How to get an SSSP in NZ: every option compared
You can write an SSSP yourself from WorkSafe guidance, fill in Site Safe’s forms, download a free template, subscribe to a safety app, hire a consultant, or have one generated for your site. The options differ in cost, speed and how site-specific the result is. For a subbie who needs one accepted plan for one job, that trade-off decides it.
1. Write it yourself from scratch
Free, and completely yours. It suits experienced contractors who know HSWA 2015, can write a hazard register in reg 6 hierarchy order and know when work is notifiable to WorkSafe. For everyone else it is the slowest route, and gaps in a self-written plan are exactly what main contractors look for.
2. Site Safe forms and guidance
Site Safe’s format is the industry convention, and using its resources gets you the recognised structure with guidance notes. You still write all the site-specific content yourself. The best fit if you already hold a membership or have time before the job. We compare this route in detail in the Site Safe template guide.
3. Free downloadable templates
The fastest thing to download and the most commonly rejected thing to hand over. A free template is a blank or generic document, and a generic hazard register is the number one reason a main contractor bounces a plan. Free templates are genuinely useful for learning what an SSSP contains, which is why we publish a free sample SSSP ourselves, but treat them as a reference, not a submission.
4. Subscription safety apps
Apps such as HazardCo sell an ongoing safety system: SSSP-style documentation, site reviews, toolbox meeting tools and support, for a recurring fee. For a builder running jobs year-round, a system like that can be worth it. For a subbie who needs one plan for one job, a subscription is more system than the job needs, and the cost runs whether or not you are on site.
5. A safety consultant
The most hand-holding and the most expensive per plan, typically hundreds of dollars and a turnaround measured in days. Worth considering when the work is unusually complex, heavily notifiable, or the client demands bespoke documentation beyond a standard SSSP. For routine trade work it is more than the job needs.
6. A generated SSSP
You answer a short questionnaire about the company, site, crew and tasks, and the plan is written for that job: hazard register in reg 6 order, task analyses, emergency plan and induction record, in the structure main contractors recognise, checked against HSWA 2015 and the 2016 Regulations. Ours is NZ$89 one-time, delivered in minutes, with free revisions within 24 hours if the main contractor asks for a change.
How to choose
- •One job, starting soon: a generated SSSP, or Site Safe forms if you have the time and experience to fill them in properly
- •Jobs year-round with a crew and repeat clients: an ongoing system or subscription app starts to pay for itself
- •Complex or heavily notifiable work: a consultant for that job
- •Learning what an SSSP is before you buy anything: free templates, samples and WorkSafe guidance
- •Whatever the route: the plan must be specific to the site in front of you, or it will come straight back
Common questions
What is the cheapest way to get an SSSP?
Writing it yourself or filling in a free template costs nothing in cash. The real cost is your time and the risk of rejection: a generic or incomplete plan gets bounced, and you lose the days you were trying to save. The cheapest accepted plan is usually the one written specifically for the site at the lowest price, which is the gap one-time generation fills.

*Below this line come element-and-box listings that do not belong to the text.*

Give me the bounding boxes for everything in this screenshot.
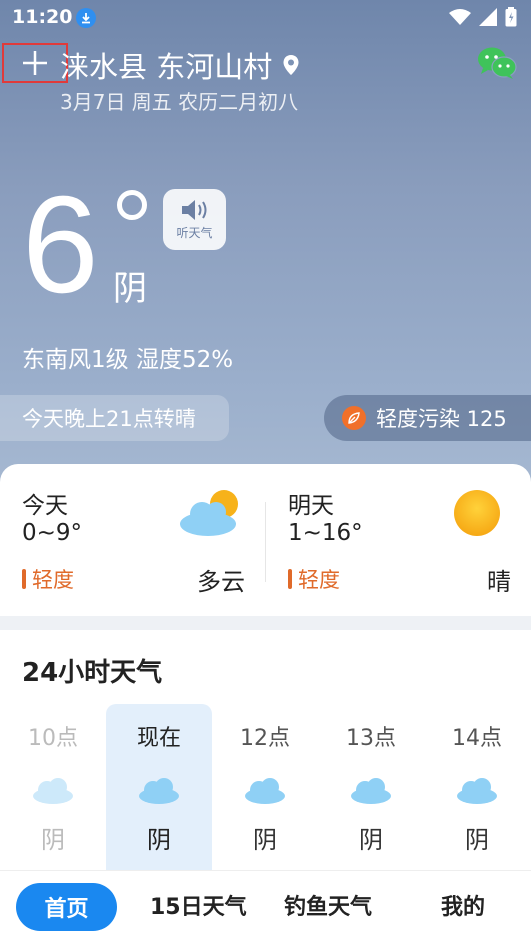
cloud-icon [245,778,285,804]
wifi-icon [449,9,471,25]
cloud-icon [351,778,391,804]
hour-time: 10点 [28,726,78,751]
forecast-condition: 多云 [197,568,245,596]
cloud-icon [33,778,73,804]
current-temperature: 6 [22,168,99,322]
hour-item[interactable]: 10点 阴 [0,704,106,870]
forecast-temp-range: 0~9° [22,520,83,546]
hourly-title: 24小时天气 [22,658,163,688]
hour-time: 12点 [240,726,290,751]
hour-condition: 阴 [253,826,277,854]
partly-cloudy-icon [180,490,238,536]
forecast-tomorrow[interactable]: 明天 1~16° 轻度 晴 [266,464,531,616]
hour-item[interactable]: 13点 阴 [318,704,424,870]
hour-condition: 阴 [41,826,65,854]
signal-icon [479,8,497,26]
hour-item[interactable]: 12点 阴 [212,704,318,870]
location-pin-icon [283,55,299,75]
hour-condition: 阴 [147,826,171,854]
download-icon [76,8,96,28]
sun-icon [454,490,500,536]
forecast-aqi: 轻度 [288,564,340,594]
forecast-day-label: 明天 [288,493,334,519]
bottom-nav: 首页 15日天气 钓鱼天气 我的 [0,870,531,944]
forecast-temp-range: 1~16° [288,520,363,546]
hour-time: 13点 [346,726,396,751]
wind-humidity: 东南风1级 湿度52% [22,347,234,373]
status-time: 11:20 [12,6,73,28]
speaker-icon [181,200,206,220]
cloud-icon [139,778,179,804]
two-day-forecast: 今天 0~9° 轻度 多云 明天 1~16° 轻度 晴 [0,464,531,616]
hour-time: 14点 [452,726,502,751]
listen-weather-button[interactable]: 听天气 [163,189,226,250]
forecast-aqi: 轻度 [22,564,74,594]
add-city-button[interactable] [2,43,68,83]
current-condition: 阴 [113,269,147,309]
forecast-condition: 晴 [487,568,511,596]
nav-fishing-tab[interactable]: 钓鱼天气 [284,889,372,921]
cloud-icon [457,778,497,804]
hour-condition: 阴 [465,826,489,854]
nav-home-tab[interactable]: 首页 [16,883,117,931]
hourly-forecast: 24小时天气 10点 阴 现在 阴 12点 阴 13点 阴 14点 阴 [0,630,531,870]
leaf-icon [342,406,366,430]
plus-icon [23,51,47,75]
location-selector[interactable]: 涞水县 东河山村 [60,44,300,86]
tonight-text: 今天晚上21点转晴 [22,407,196,431]
hour-condition: 阴 [359,826,383,854]
air-quality-chip[interactable]: 轻度污染 125 [324,395,531,441]
tonight-forecast-chip[interactable]: 今天晚上21点转晴 [0,395,229,441]
air-quality-text: 轻度污染 125 [376,407,507,431]
listen-label: 听天气 [176,226,213,240]
hour-item-now[interactable]: 现在 阴 [106,704,212,870]
battery-icon [505,7,517,27]
location-name: 涞水县 东河山村 [60,50,273,84]
hour-time: 现在 [136,726,181,751]
degree-symbol [117,190,147,220]
nav-mine-tab[interactable]: 我的 [441,889,485,921]
date-lunar: 3月7日 周五 农历二月初八 [60,90,299,114]
nav-15day-tab[interactable]: 15日天气 [150,889,247,921]
forecast-today[interactable]: 今天 0~9° 轻度 多云 [0,464,265,616]
wechat-share-button[interactable] [477,46,517,84]
status-icons [449,7,517,27]
forecast-day-label: 今天 [22,493,68,519]
section-gap [0,616,531,630]
hour-item[interactable]: 14点 阴 [424,704,530,870]
wechat-icon [478,47,517,79]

How long does each option take?
A generated SSSP takes minutes once you have answered the questionnaire. Filling in a template or the Site Safe forms takes hours if you already know your hazards, longer if you are researching as you go. A consultant typically takes days. A subscription app takes an initial setup and then runs as an ongoing system.
Do main contractors prefer one option over the others?
Main contractors recognise the Site Safe conventions, and every serious option follows that structure. What decides acceptance is the content: whether the plan names their site, your actual work, the real hazards and the controls for them. Our guide on what main contractors check covers exactly what they look for.